Diazepam adalah benzodiazepin dengan sifat depresan SSP dan lereng dosisrespon agak datar dibandingkan obat sedatif-hipnotik. Pada hewan laboratorium, menghasilkan, dalam berbagai dosis, penjinakan, disinhibitory, obat penenang, antikonvulsan, relaksan otot, ataxic dan efek hypnosis ( Long, 2011 ). Diazepam relatif tanpa efek otonom dan tidak signifikan mengurangi aktivitas lokomotor dengan dosis rendah, atau tekan amphetamine-eksitasi diinduksi. Dalam dosis tinggi, obat metabolisme mengaktifkan enzim dalam hati. Diazepam juga memiliki kewajiban ketergantungan dan dapat menghasilkan gejala penarikan diri, tetapi memiliki margin yang luas keselamatan terhadap keracunan ( Long, 2011 ). Metabolisme studi pada hewan dan manusia mengindikasikan bahwa diazepam oral cepat diserap dari saluran pencernaan. Puncak darah dicapai dalam waktu 1-2 jam setelah pemberian. Setengah hidup-akut adalah 6-8 jam dengan penurunan lebih lambat setelah itu, mungkin karena penyimpanan jaringan ( Long, 2011 ). Pada manusia, kadar sebanding diazepam diperoleh dalam darah ibu dan tali menunjukkan transfer plasenta obat. Diazepam mungkin muncul dalam air susu ibu manusia. Dengan bentuk parenteral, kadar puncak dicapai dalam waktu 15 menit setelah pemberian iv dan besarnya sama dengan setelah pemberian oral. Setengah hidup-masing-masing adalah sekitar 2-3 jam. Distribusi dan nasib tritium-diazepam berlabel pada manusia telah mengindikasikan bahwa obat memiliki serapan yang cepat dan luas oleh jaringan. Meskipun radioaktivitas dalam darah muncul untuk mewakili terutama obat utuh, diazepam terbukti bisa dikeluarkan secara eksklusif dalam bentuk metabolitnya ( Long, 2011 ). RUTE & DOSIS PEMBERIAN - Antiansietas, Antikonvulsan. 1. PO (Dewasa) : 2-10 mg 2-4 kali sehari atau 15-30 mg bentuk lepas lambat sekali sehari.
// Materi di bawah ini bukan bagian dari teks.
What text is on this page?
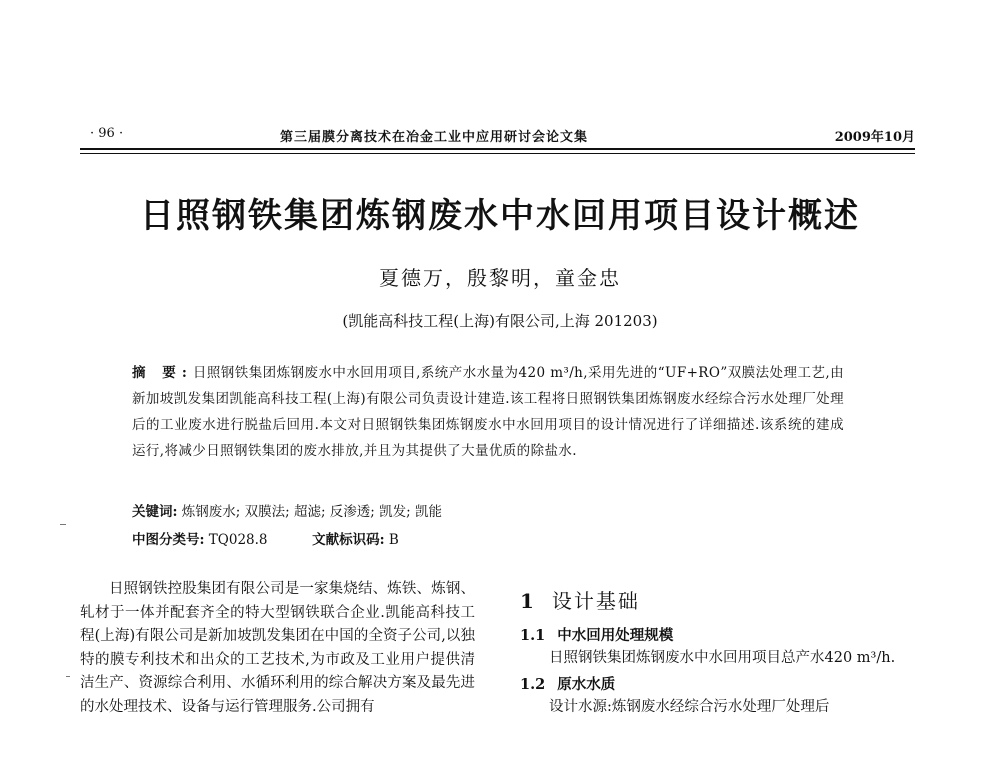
· 96 ·	第三届膜分离技术在冶金工业中应用研讨会论文集	2009年10月
日照钢铁集团炼钢废水中水回用项目设计概述
夏德万，殷黎明，童金忠
(凯能高科技工程(上海)有限公司,上海 201203)
摘 要:日照钢铁集团炼钢废水中水回用项目,系统产水水量为420 m³/h,采用先进的“UF+RO”双膜法处理工艺,由新加坡凯发集团凯能高科技工程(上海)有限公司负责设计建造.该工程将日照钢铁集团炼钢废水经综合污水处理厂处理后的工业废水进行脱盐后回用.本文对日照钢铁集团炼钢废水中水回用项目的设计情况进行了详细描述.该系统的建成运行,将减少日照钢铁集团的废水排放,并且为其提供了大量优质的除盐水.
关键词: 炼钢废水; 双膜法; 超滤; 反渗透; 凯发; 凯能
中图分类号: TQ028.8	文献标识码: B
日照钢铁控股集团有限公司是一家集烧结、炼铁、炼钢、轧材于一体并配套齐全的特大型钢铁联合企业.凯能高科技工程(上海)有限公司是新加坡凯发集团在中国的全资子公司,以独特的膜专利技术和出众的工艺技术,为市政及工业用户提供清洁生产、资源综合利用、水循环利用的综合解决方案及最先进的水处理技术、设备与运行管理服务.公司拥有
1 设计基础
1.1 中水回用处理规模
日照钢铁集团炼钢废水中水回用项目总产水420 m³/h.
1.2 原水水质
设计水源:炼钢废水经综合污水处理厂处理后
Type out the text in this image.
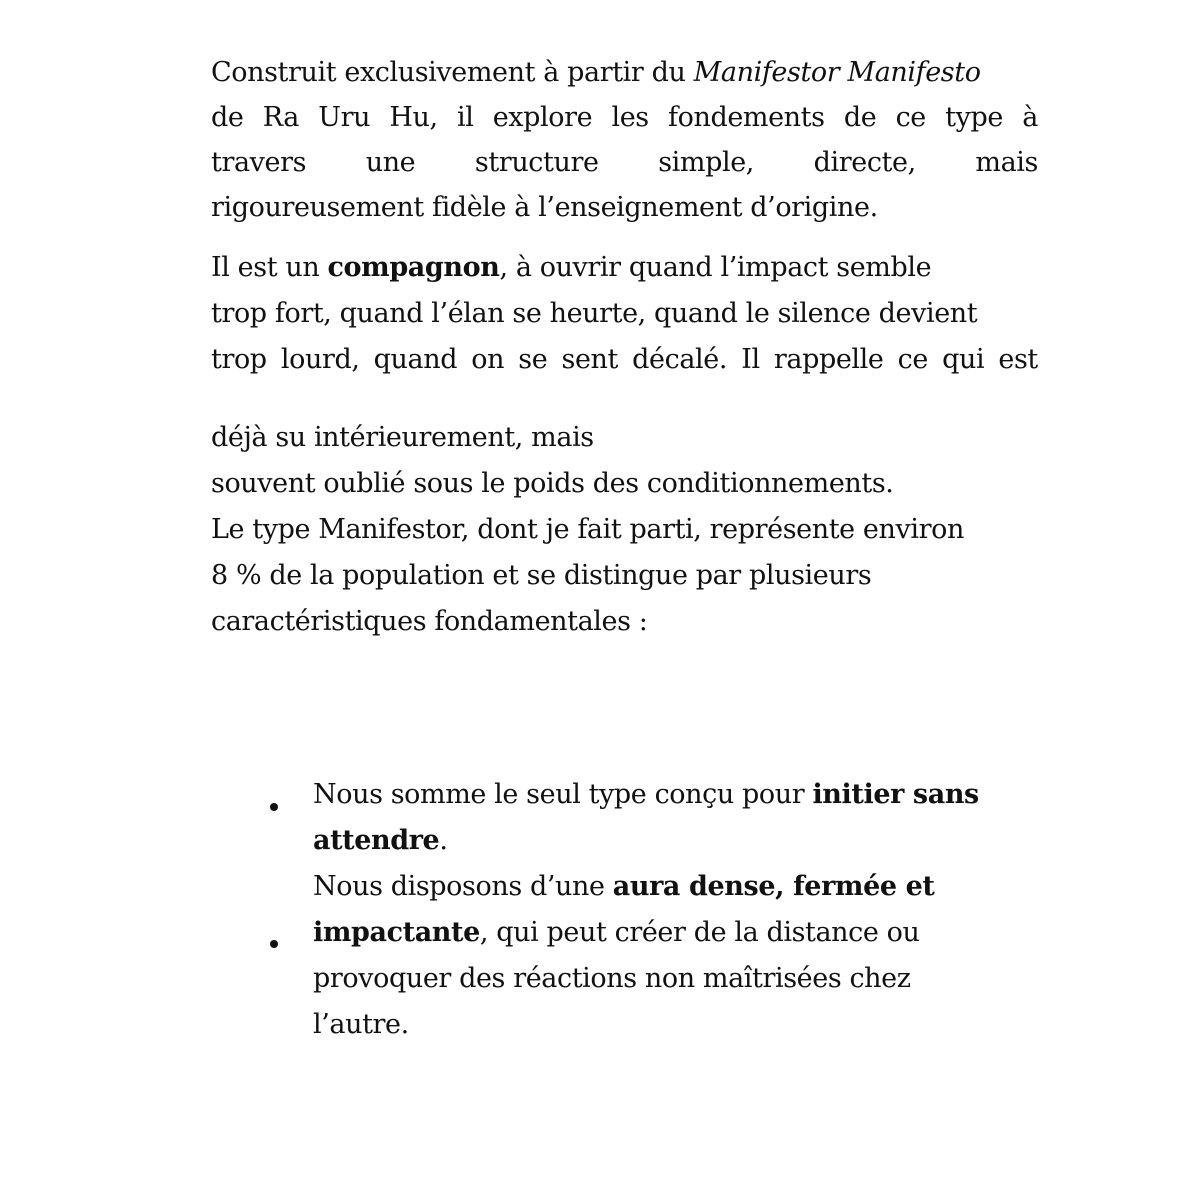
Construit exclusivement à partir du Manifestor Manifesto
de Ra Uru Hu, il explore les fondements de ce type à
travers une structure simple, directe, mais
rigoureusement fidèle à l’enseignement d’origine.
Il est un compagnon, à ouvrir quand l’impact semble
trop fort, quand l’élan se heurte, quand le silence devient
trop lourd, quand on se sent décalé. Il rappelle ce qui est
déjà su intérieurement, mais
souvent oublié sous le poids des conditionnements.
Le type Manifestor, dont je fait parti, représente environ
8 % de la population et se distingue par plusieurs
caractéristiques fondamentales :
Nous somme le seul type conçu pour initier sans
attendre.
Nous disposons d’une aura dense, fermée et
impactante, qui peut créer de la distance ou
provoquer des réactions non maîtrisées chez
l’autre.
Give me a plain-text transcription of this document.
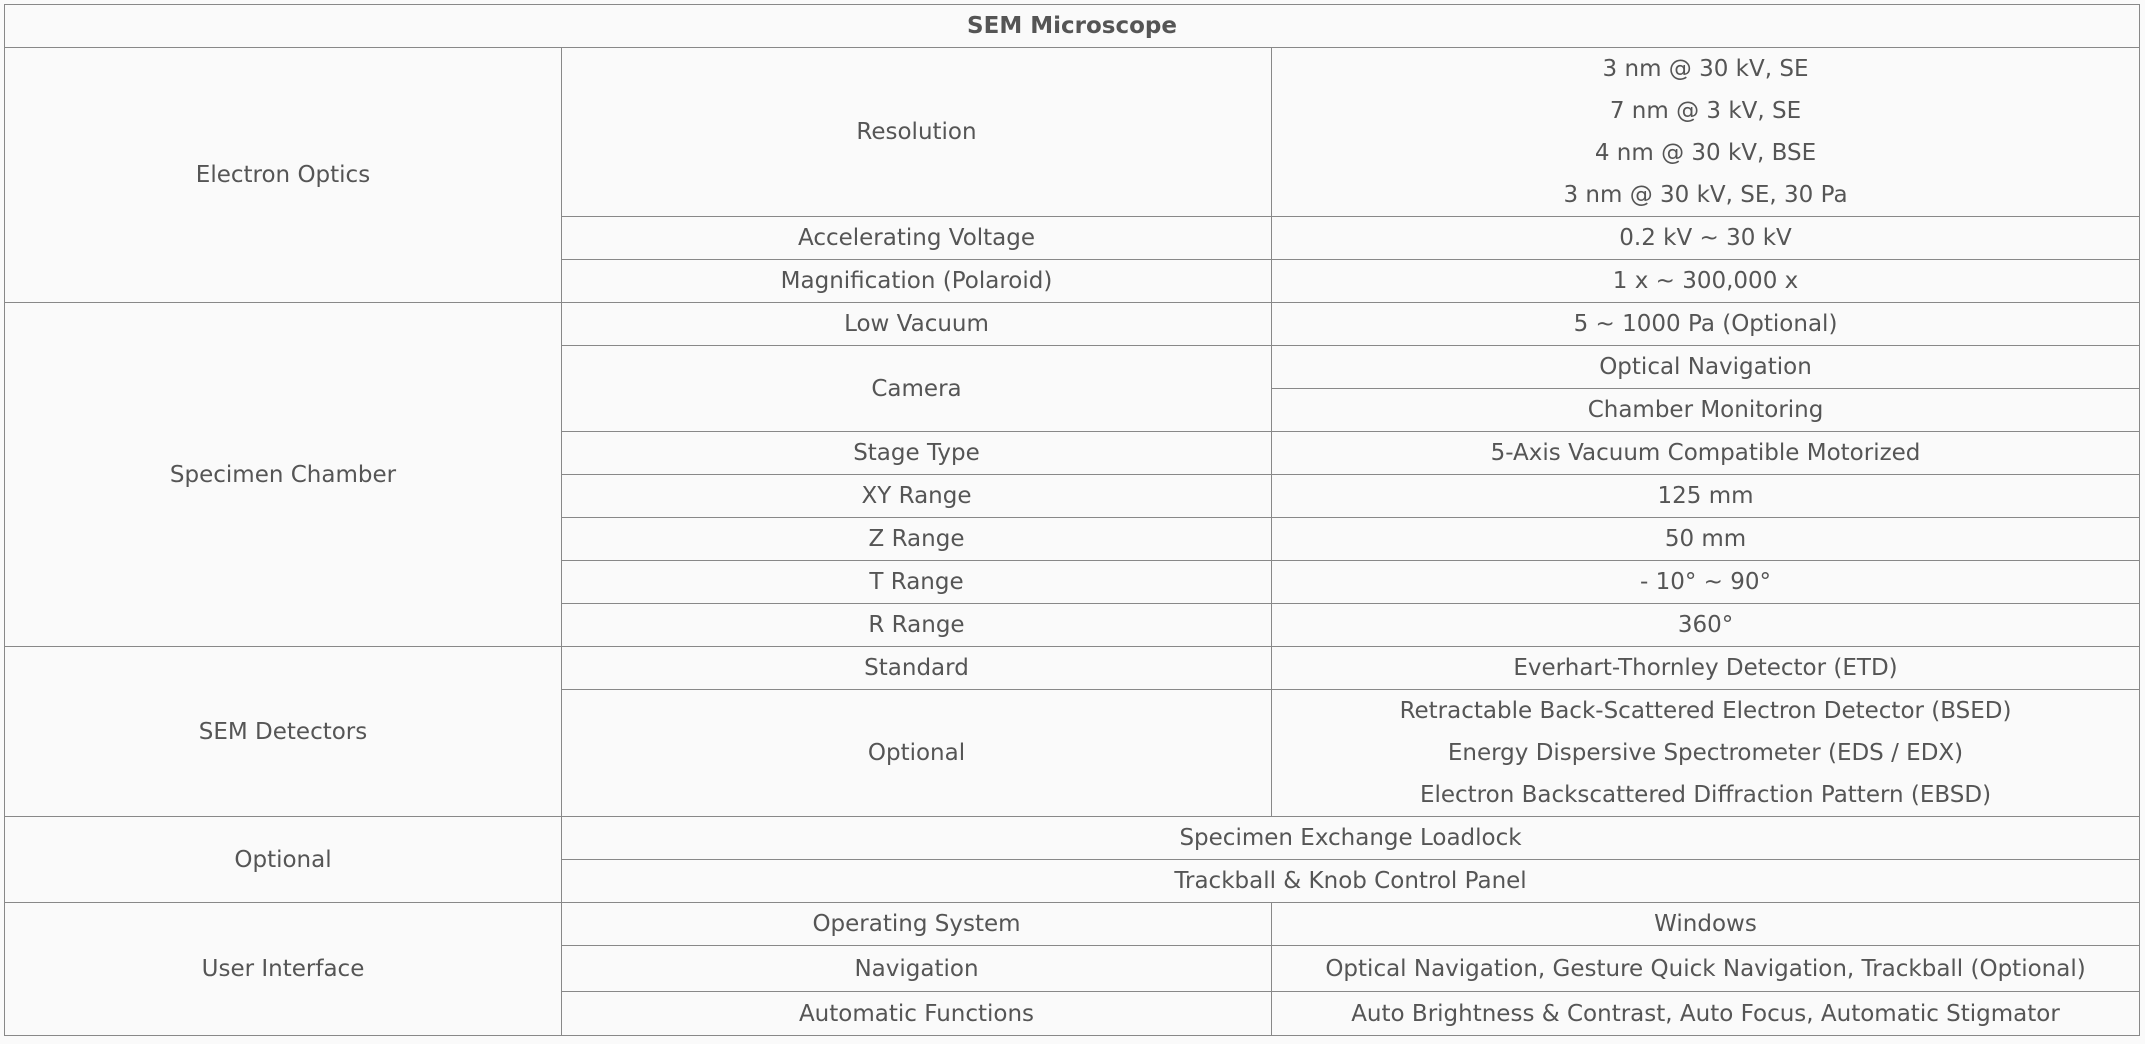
SEM Microscope		
Electron Optics	Resolution	3 nm @ 30 kV, SE
7 nm @ 3 kV, SE
4 nm @ 30 kV, BSE
3 nm @ 30 kV, SE, 30 Pa

	Accelerating Voltage	0.2 kV ~ 30 kV
	Magnification (Polaroid)	1 x ~ 300,000 x
Specimen Chamber	Low Vacuum	5 ~ 1000 Pa (Optional)
	Camera	Optical Navigation
		Chamber Monitoring
	Stage Type	5-Axis Vacuum Compatible Motorized
	XY Range	125 mm
	Z Range	50 mm
	T Range	- 10° ~ 90°
	R Range	360°
SEM Detectors	Standard	Everhart-Thornley Detector (ETD)
	Optional	Retractable Back-Scattered Electron Detector (BSED)
Energy Dispersive Spectrometer (EDS / EDX)
Electron Backscattered Diffraction Pattern (EBSD)

Optional	Specimen Exchange Loadlock	
	Trackball & Knob Control Panel	
User Interface	Operating System	Windows
	Navigation	Optical Navigation, Gesture Quick Navigation, Trackball (Optional)
	Automatic Functions	Auto Brightness & Contrast, Auto Focus, Automatic Stigmator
2. PO (anak-anak > 6 bulan) : 1-2,5 mg 3-4 kali sehari. 3. IM, IV (Dewasa) : 2-10 mg, dapat diulang dalam 3-4 jam bila perlu. - Pra-kardioversi IV (Dewasa) : 5-15 mg 5-10 menit prakardioversi. - Pra-endoskopi 1. IV (Dewasa) : sampai 20 mg. 2. IM (Dewasa) : 5-10 mg 30 menit pra-endoskopi. - Status Epileptikus 1. IV (Dewasa) : 5-10 mg, dapat diulang tiap 10-15 menit total 30 mg, program pengobatan ini dapat diulang kembali dalam 2-4 jam (rute IM biasanya digunakan bila rute IV tidak tersedia). 2. IM, IV (Anak-anak > 5 tahun) : 1 mg tiap 2-5 menit total 10 mg, diulang tiap 2-4 jam. 3. IM, IV (Anak-anak 1 bulan 5 tahun) : 0,2-0,5 mg tiap 2-5 menit sampai maksimum 5 mg, dapat diulang tiap 2-4 jam. 4. Rektal (Dewasa) : 0,15-0,5 mg/kg (sampai 20 mg/dosis). 5. Rektal (Geriatrik) : 0,2-0,3 mg/kg. 6. Rektal (Anak-anak) : 0,2-0,5 mg/kg. - Relaksasi Otot Skelet 1. PO (Dewasa) : 2-10 mg 3-4 kali sehari atau 15-30 mg bentuk lepas lambat satu kali sehari. 2-2,5 mg 1-2 kali sehari diawal pada lansia atau pasien yang sangat lemah. 2. IM, IV (Dewasa) : 5-10 mg (2-5 mg pada pasien yang sangat lemah) dapat diulang dalam 2-4 jam. - Putus Alkohol 1. PO (Dewasa) : 10 mg 3-4 kali pada 24 jam pertama, diturunkan sampai 5 mg 3-4 kali sehari. 2. IM, IV (Dewasa) : 10 mg di awal, keudian 5-10 mg dalam 3-4 jam sesuai keperluan (Aisyah, 2009)

OVER DOSIS Keracunan benzodiazepin dapat menyebabkan lemahnya kesadaran secara cepat. Koma yang mendalam atau manifestasi lain depresi berat pada fungsi batang otak yang terganggu, pada keadaan ini pasien seperti tidur dan dapat sadar sesaat dengan rangsangan yang cepat. Pada keadaan ini biasanya disertai sedikit atau tanpa depresi pernapasan, curah dan irama jantung tetap normal pada saat anoxia atau hipertensi berat. Toleransi benzodiazepin terjadi dengan cepat, keadaan sering kembali pada saat konsentrasi obat dalam darah tinggi kemudian dapat diikuti dengan terjadinya koma. Pada overdosis akut selama pemulihannya dapat terjadi ansietas dan insomnia, yang dapat berkembang menjadi withdrawal syndrome (gangguan mental akibat penghentian penggunaan zat psikoaktif), dapat pula diikuti dengan kejang yang hebat, ini dapat terjadi pada pasien yang sebelumnya menjadi pemakai kronik (Aisyah, 2009).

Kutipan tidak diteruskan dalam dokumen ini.